Soave Sia Il Vento (Così Fan Tutte) - Mozart
Once on to Mozart I find I just has to have more, and the piece of vocal music that for me equals that Adagio is the trio from 'Cosi fan Tutte'. The two ladies involved have just been told that their male counterparts are having to join the army and as the ship takes them away they, together with Don Alfonso who has set all this up as a trap to test their fidelity, sing, to an accompaniment of waves in the orchestra, this most beautiful trio. During lockdown I searched on YouTube for a perfect version of it. There isn't one of course, but this one, with three of the finest singers in opera of some forty years ago, Gundula Janowitz, Christa Ludwig and Walter Berry, none of them trying to outdo the others, all with the minimum of vibrato, and conducted by one of the greatest 'Mozartians', Karl Bohm, is as near perfect as it gets.
Finale, Act 4 (The Marriage of Figaro) - Mozart After two slow pieces of Mozart I feel we need a bit of frivolity as well, so here is the end of 'The Marriage of Figaro'. The final scene in Act Four takes place at night in a garden. The Countess and her maid Susanna are planning to outwit the Count, who thinks he has caught his wife with another man (who happens to be Figaro, and the person in the Countess's clothes is Figaro's wife, Susanna). The Count catches hold of his 'wife' and calls upon everyone to come and bear witness to her infidelity. Susanna, still pretending to be the Countess, begs for his pardon, which he refuses. Then another voice begs for his pardon – that of the Countess. The Count then has to go down on his knees and ask for her pardon – a really moving moment. But this is of course a comedy (though like any really good comedy it could well have turned into a tragedy) and Mozart ends with a brief, fast ensemble that takes the breath away. Here Karl Bohm once again conducts, with Dietrich Fischer Dieskau as the Count and Kiri Te Kanawa as the Countess.
Grieg Piano Concerto - Morecambe & Wise with André Previn When I was at Cambridge I was introduced to an American group called the Hi-Los and also to the Yale Songbook – a collection of close harmony arrangements. I later sang in a number of groups which included these pieces in their repertoire. In my time in York we had a quartet called 'The Four Songmen', as the last was the name for the adult singers on the Cathedral Choir; our second tenor happened for a time to be Raymond Holland, who was for many years in the BCC, so it was good to renew my acquaintance with him when I moved into this area, even if he had by then given up singing. I am, however, not going to include a piece of close harmony in this particular collection, though I would certainly recommend the Hi-Los to everyone, whether singing jazz, folk or popular songs (try 'Molly Malone' for example, or 'A Nightingale Sang in Berkeley Square').

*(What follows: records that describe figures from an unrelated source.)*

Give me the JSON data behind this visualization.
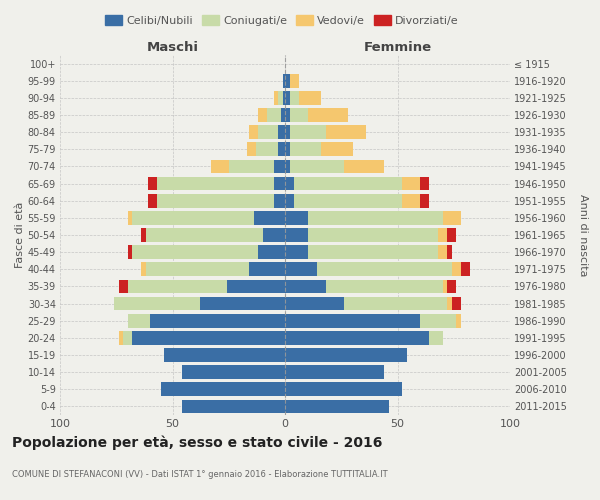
{
  "age_groups": [
    "0-4",
    "5-9",
    "10-14",
    "15-19",
    "20-24",
    "25-29",
    "30-34",
    "35-39",
    "40-44",
    "45-49",
    "50-54",
    "55-59",
    "60-64",
    "65-69",
    "70-74",
    "75-79",
    "80-84",
    "85-89",
    "90-94",
    "95-99",
    "100+"
  ],
  "birth_years": [
    "2011-2015",
    "2006-2010",
    "2001-2005",
    "1996-2000",
    "1991-1995",
    "1986-1990",
    "1981-1985",
    "1976-1980",
    "1971-1975",
    "1966-1970",
    "1961-1965",
    "1956-1960",
    "1951-1955",
    "1946-1950",
    "1941-1945",
    "1936-1940",
    "1931-1935",
    "1926-1930",
    "1921-1925",
    "1916-1920",
    "≤ 1915"
  ],
  "male_celibi": [
    46,
    55,
    46,
    54,
    68,
    60,
    38,
    26,
    16,
    12,
    10,
    14,
    5,
    5,
    5,
    3,
    3,
    2,
    1,
    1,
    0
  ],
  "male_coniugati": [
    0,
    0,
    0,
    0,
    4,
    10,
    38,
    44,
    46,
    56,
    52,
    54,
    52,
    52,
    20,
    10,
    9,
    6,
    2,
    0,
    0
  ],
  "male_vedovi": [
    0,
    0,
    0,
    0,
    2,
    0,
    0,
    0,
    2,
    0,
    0,
    2,
    0,
    0,
    8,
    4,
    4,
    4,
    2,
    0,
    0
  ],
  "male_divorziati": [
    0,
    0,
    0,
    0,
    0,
    0,
    0,
    4,
    0,
    2,
    2,
    0,
    4,
    4,
    0,
    0,
    0,
    0,
    0,
    0,
    0
  ],
  "female_celibi": [
    46,
    52,
    44,
    54,
    64,
    60,
    26,
    18,
    14,
    10,
    10,
    10,
    4,
    4,
    2,
    2,
    2,
    2,
    2,
    2,
    0
  ],
  "female_coniugati": [
    0,
    0,
    0,
    0,
    6,
    16,
    46,
    52,
    60,
    58,
    58,
    60,
    48,
    48,
    24,
    14,
    16,
    8,
    4,
    0,
    0
  ],
  "female_vedovi": [
    0,
    0,
    0,
    0,
    0,
    2,
    2,
    2,
    4,
    4,
    4,
    8,
    8,
    8,
    18,
    14,
    18,
    18,
    10,
    4,
    0
  ],
  "female_divorziati": [
    0,
    0,
    0,
    0,
    0,
    0,
    4,
    4,
    4,
    2,
    4,
    0,
    4,
    4,
    0,
    0,
    0,
    0,
    0,
    0,
    0
  ],
  "colors": {
    "celibi": "#3a6ea5",
    "coniugati": "#c8dba8",
    "vedovi": "#f5c76e",
    "divorziati": "#cc2222"
  },
  "xlim": 100,
  "title": "Popolazione per età, sesso e stato civile - 2016",
  "subtitle": "COMUNE DI STEFANACONI (VV) - Dati ISTAT 1° gennaio 2016 - Elaborazione TUTTITALIA.IT",
  "xlabel_left": "Maschi",
  "xlabel_right": "Femmine",
  "ylabel_left": "Fasce di età",
  "ylabel_right": "Anni di nascita",
  "bg_color": "#f0f0eb",
  "grid_color": "#bbbbbb"
}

I would nevertheless like to end on a lighter note. There are a number of amusing musical 'performances' that I can watch over and over again (eg Dudley Moore singing 'Little Miss Britten' or playing Colonel Bogey in the style of Beethoven), but my absolute favourite is one which you all probably already know, and that is the Grieg Piano Concerto, as played by Morecambe and Wise and their guest, Andre Previn. Watch the orchestral musicians! And goodbye!!